Tutoring is, by definition, a one-to-one or small group activity where a person who is knowledgeable and has expertise in a specific content area or discipline provides tutelage, help, or clarification to one or more who do not.

The goal of the tutoring is to make you an independent learner, a more successful student. It is not to do the work for you.  If you are having a problem with an assignment, you can reach out to tutoring for assistance.  (You should reach out to your professor first.) The tutor will work with you for a few sessions so you can come to a place where you understand the material and how to do the assignment.  It is your role to do your own work. That is why there is a limit on the number of hours of tutoring that we allow. 

What is the role of the tutor? 

The role of the tutor is not to do the work for you, it is to help you understand how to do the assignment.

In the area of writing, the tutor’s role is to point out what you are doing wrong and then for you to look and see if you have made similar errors throughout your paper and, if so, to correct those errors.  The tutor’s role is not to proofread or edit your paper.  The goal of the tutoring is to make you a better writer not do the writing for you.

In the area of math, the tutor’s role is to help you understand how to do a problem.  Then it is up to you to take that knowledge to solve additional problems.  Again, it is not the tutor’s role to do the work for you.
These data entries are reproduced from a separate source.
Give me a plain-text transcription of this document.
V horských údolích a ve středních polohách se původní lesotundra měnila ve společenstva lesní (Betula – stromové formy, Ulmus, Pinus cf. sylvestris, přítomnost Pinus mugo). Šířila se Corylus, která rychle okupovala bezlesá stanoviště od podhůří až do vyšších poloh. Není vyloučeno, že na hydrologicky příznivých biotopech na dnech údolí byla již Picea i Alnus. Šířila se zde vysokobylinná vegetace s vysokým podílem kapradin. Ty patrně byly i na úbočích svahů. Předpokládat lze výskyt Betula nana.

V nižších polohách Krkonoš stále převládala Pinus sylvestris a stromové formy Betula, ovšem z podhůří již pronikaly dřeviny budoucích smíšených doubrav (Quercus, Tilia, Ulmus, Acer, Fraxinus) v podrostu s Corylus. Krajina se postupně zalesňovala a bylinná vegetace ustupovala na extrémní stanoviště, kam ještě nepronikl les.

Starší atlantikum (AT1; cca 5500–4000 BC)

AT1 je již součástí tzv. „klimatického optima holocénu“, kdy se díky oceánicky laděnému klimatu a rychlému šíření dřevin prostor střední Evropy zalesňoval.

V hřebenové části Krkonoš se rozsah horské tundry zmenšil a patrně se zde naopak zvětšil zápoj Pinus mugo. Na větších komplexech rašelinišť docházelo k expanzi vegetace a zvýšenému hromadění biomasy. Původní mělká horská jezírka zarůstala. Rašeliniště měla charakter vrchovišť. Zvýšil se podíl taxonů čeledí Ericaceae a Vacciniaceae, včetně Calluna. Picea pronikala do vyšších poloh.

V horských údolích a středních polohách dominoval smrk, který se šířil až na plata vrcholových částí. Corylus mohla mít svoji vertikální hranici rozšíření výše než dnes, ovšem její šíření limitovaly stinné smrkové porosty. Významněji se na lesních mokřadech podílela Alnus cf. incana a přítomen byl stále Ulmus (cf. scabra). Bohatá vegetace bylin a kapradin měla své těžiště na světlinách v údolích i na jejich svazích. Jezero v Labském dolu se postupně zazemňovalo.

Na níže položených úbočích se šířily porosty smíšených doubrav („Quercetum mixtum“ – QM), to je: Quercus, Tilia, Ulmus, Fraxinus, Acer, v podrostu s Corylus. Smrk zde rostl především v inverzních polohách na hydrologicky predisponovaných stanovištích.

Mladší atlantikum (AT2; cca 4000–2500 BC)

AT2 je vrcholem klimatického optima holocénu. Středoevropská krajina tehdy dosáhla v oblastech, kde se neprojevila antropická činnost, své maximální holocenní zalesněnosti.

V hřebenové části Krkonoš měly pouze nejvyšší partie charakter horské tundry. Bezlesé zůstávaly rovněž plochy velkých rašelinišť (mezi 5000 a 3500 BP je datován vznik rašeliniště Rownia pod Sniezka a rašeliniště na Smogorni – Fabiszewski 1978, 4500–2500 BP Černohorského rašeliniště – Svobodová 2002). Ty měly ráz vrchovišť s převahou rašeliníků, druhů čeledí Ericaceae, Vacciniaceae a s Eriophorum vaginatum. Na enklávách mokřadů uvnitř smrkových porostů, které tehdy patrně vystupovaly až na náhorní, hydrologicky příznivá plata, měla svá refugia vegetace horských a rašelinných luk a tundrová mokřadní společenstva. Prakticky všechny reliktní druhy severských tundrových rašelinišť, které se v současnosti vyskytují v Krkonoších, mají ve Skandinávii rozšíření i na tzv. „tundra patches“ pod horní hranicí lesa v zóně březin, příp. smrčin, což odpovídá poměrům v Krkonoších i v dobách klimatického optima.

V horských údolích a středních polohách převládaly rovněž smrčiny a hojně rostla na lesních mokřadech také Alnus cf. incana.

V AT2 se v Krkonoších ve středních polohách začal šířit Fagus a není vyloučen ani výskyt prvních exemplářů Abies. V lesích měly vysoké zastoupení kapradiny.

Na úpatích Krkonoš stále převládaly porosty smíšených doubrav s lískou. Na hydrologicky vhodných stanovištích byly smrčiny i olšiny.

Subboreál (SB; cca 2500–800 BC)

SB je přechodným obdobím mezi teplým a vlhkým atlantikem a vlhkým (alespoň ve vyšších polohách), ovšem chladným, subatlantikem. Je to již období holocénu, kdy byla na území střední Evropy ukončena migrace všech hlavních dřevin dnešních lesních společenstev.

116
And, in other subjects, it is the tutor’s role to help you understand what you are reading, not to give you the answer to assignments.

Here is more information on writing and the writing process:

Step one: Prewriting

Use strategies like Brainstorming, listing, clustering and freewriting to generate ideas for your essay.

Step two: Write a draft

Write a first draft of your essay. Get all your ideas down on the page. It will be messy, but that is ok. You will fix the draft in step 3.

Step three: Revision

Revising involves “re-visioning” or “re-seeing” your paper. After writing a rough draft, you should revise your paper by reading it over with a critical eye—ask yourself whether each sentence and paragraph makes sense and accomplishes your intended goals. You should reassess the paper’s thesis (or main argument), supporting points, development, organization, paragraph structure, sense of audience, word choice, and overall persuasiveness. After revising, you are ready to edit and proofread your rough draft.
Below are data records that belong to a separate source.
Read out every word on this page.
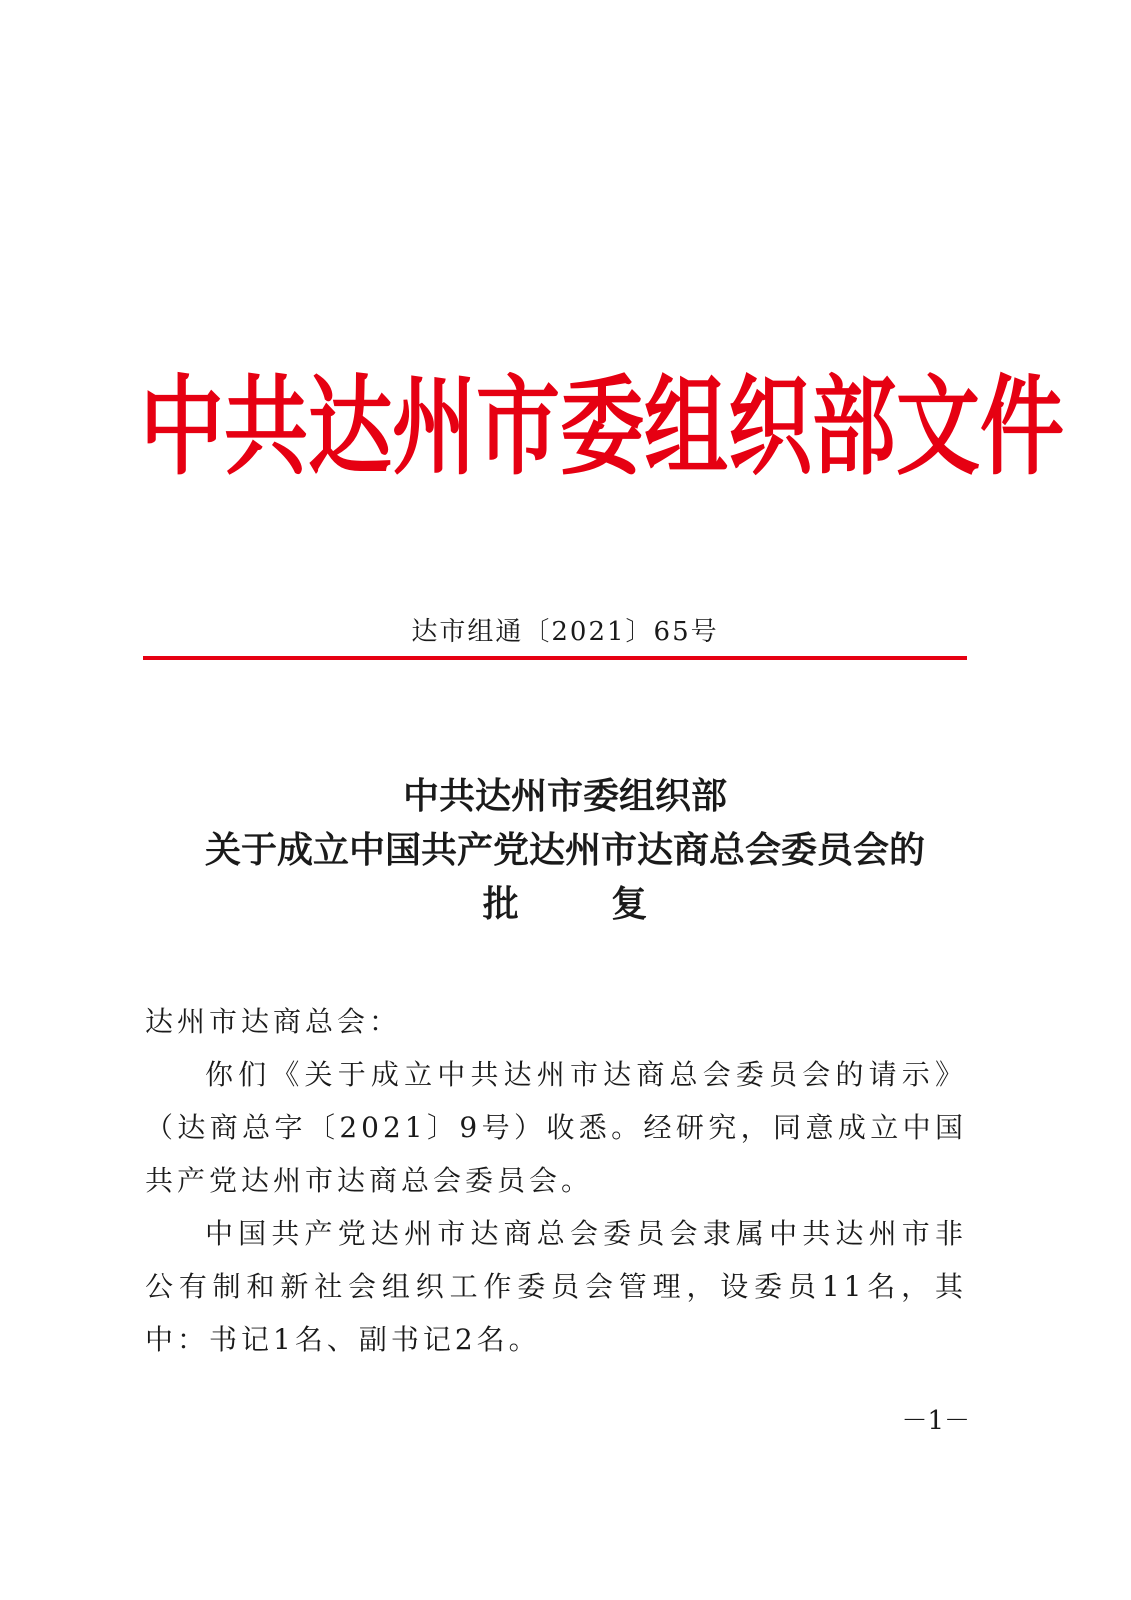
中共达州市委组织部文件
达市组通〔2021〕65号
中共达州市委组织部
关于成立中国共产党达州市达商总会委员会的
批 复

达州市达商总会：

你们《关于成立中共达州市达商总会委员会的请示》（达商总字〔2021〕9号）收悉。经研究，同意成立中国共产党达州市达商总会委员会。

中国共产党达州市达商总会委员会隶属中共达州市非公有制和新社会组织工作委员会管理，设委员11名，其中：书记1名、副书记2名。

－1－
Step four: Editing and proofreading

Editing and proofreading involve carefully rereading your draft to ensure that your writing will look and sound “correct” to a reader. In other words, editing and proofreading ensure that your draft meets the standard writing conventions regarding punctuation, mechanics, spelling, sentence structure, and formatting. These are important final steps in writing a good paper, and you can effectively edit and proofread your papers by reading them out loud and paying attention to every little detail, checking to see that all words are spelled correctly, that every sentence is complete, that punctuation is correct, and that no words are inadvertently omitted.

Why aren’t the tutors editing and proof reading the work for you?

If tutoring edited and proofread your writing, you might end up with a more polished paper, but you would not understand what tutoring had done to make it better! You would have to come back to tutoring every time you wanted to improve future papers because you would not know how to do so yourself. On the other hand, when tutoring teaches you to self-edit/proofread, you learn how to make not only one paper better, but how to improve every paper you write! Thus, you not only improve the paper you bring to the tutoring, but your overall writing skills.